O próprio presidente da Associação, Williamson Henderson, é acusado de não ter participado da rebelião…
Eu não o conhecia naquela época. Ele é velho o suficiente para ter participado, mas eu não sei. Não nos damos bem, mas desejo o melhor a ele. Eu fui um dos co-fundadores da Associação junto com alguns amigos. Mas hoje ele se intitula como um dos fundadores principais e isso não é verdade.

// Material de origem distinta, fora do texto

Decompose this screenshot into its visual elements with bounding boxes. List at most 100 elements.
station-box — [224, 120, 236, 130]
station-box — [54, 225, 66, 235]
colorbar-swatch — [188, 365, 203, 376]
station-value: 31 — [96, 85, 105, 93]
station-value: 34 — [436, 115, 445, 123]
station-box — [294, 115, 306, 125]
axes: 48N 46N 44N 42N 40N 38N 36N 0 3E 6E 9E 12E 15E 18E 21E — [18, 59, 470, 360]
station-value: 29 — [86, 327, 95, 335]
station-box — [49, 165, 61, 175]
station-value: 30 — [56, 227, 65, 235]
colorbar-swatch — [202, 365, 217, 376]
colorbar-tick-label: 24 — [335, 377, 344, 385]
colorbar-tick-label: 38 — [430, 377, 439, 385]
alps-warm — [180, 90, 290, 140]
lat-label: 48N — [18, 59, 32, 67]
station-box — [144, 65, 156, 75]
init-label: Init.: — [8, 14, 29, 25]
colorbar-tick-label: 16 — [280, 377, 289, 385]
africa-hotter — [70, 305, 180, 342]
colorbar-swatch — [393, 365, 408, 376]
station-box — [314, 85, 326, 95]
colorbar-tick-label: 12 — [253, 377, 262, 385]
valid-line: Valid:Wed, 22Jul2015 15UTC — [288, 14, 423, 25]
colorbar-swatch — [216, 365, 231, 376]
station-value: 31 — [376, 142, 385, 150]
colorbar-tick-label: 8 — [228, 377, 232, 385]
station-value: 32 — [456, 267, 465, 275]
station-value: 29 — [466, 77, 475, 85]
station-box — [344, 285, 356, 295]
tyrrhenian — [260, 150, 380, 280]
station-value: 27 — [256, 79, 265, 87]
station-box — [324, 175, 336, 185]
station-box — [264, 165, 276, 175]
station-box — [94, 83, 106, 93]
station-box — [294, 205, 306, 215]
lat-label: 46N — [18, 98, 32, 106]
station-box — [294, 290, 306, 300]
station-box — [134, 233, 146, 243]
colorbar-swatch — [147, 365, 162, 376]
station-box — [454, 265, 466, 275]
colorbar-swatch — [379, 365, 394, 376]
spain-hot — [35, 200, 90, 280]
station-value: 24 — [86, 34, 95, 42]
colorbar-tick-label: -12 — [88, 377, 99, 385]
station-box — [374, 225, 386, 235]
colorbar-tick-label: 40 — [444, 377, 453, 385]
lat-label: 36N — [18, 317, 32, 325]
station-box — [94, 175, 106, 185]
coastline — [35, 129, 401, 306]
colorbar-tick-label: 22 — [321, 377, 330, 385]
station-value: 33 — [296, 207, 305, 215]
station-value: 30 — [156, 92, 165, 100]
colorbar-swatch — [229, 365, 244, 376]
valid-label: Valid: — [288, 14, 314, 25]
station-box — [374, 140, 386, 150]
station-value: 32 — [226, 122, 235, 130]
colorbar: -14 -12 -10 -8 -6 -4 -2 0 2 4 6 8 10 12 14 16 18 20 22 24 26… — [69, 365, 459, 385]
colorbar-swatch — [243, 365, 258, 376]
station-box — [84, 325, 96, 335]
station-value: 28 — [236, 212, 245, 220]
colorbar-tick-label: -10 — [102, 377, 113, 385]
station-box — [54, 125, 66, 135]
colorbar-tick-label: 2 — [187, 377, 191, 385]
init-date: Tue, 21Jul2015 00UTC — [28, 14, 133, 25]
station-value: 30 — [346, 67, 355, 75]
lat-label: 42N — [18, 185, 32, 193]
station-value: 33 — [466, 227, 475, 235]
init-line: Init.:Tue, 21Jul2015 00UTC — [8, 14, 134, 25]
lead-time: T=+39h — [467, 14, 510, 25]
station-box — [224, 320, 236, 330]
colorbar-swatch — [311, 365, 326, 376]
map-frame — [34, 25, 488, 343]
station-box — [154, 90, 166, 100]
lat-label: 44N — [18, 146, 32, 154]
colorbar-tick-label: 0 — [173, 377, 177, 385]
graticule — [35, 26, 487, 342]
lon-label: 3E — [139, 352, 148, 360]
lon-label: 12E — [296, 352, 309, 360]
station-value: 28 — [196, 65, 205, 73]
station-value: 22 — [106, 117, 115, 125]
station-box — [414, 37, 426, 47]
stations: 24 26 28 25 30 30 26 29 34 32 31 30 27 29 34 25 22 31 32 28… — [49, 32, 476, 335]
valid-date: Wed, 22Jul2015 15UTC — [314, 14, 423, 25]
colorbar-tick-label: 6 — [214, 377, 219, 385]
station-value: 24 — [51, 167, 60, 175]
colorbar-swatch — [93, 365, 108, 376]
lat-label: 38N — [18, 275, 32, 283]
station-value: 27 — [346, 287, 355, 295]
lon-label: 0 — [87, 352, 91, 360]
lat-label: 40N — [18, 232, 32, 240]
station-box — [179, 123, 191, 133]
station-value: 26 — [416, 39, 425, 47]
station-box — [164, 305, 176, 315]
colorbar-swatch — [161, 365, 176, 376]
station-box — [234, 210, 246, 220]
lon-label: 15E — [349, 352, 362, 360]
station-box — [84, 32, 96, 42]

Existe alguma mentira sobre a rebelião?
Stonewall é uma metáfora. Todo gay e lésbica tem um Stonewall em sua vida para superar. Há uma conjectura sobre Stonewall: não há fotos ou documentação do que ocorreu, exceto jornais. Só há fotos de algumas semanas depois, mostrando coisas quebradas. Há quarenta anos procuro documentos, mas até agora nada. Estamos na era visual: as pessoas usam a internet, vão ao Google, viajam o mundo em segundos. Então, não ter nada sobre Stonewall é estranho. Mas antes que falem alguma coisa, foi o nascimento do movimento gay moderno. Isso é o que importa. Qualquer coisa antes disso, era fora de moda. Os jovens da época que começaram tudo, como sempre, com sua energia e a filosofia do "não temos nada a perder". Já as gerações mais antigas ficaram furiosas, porque trabalharam para impor respeito. Eu não queria que ninguém me respeitasse ou dissesse o que tinha de fazer, eu me sentia vivo, queria fazer parte do mundo e pegar o que era meu. E foi por isso que aconteceu. Foi na hora certa.

E a lenda de que uma lésbica – Storme Delavaire – teria começado tudo ao ter sido a primeira a revidar os empurrões de um policial?
Ela tem uma história interessante: fazia parte de um grupo de jazz, no qual se vestia como homem. E os homens se vestiam como mulheres. Não tinha como saber quem era quem. Honestamente, eu não acho que a história dela com Stonewall seja verdade. Eu vi as pessoas e a polícia se empurrando, mas não presenciei nenhum tipo de violência no primeiro dia. Desculpe desapontá-lo.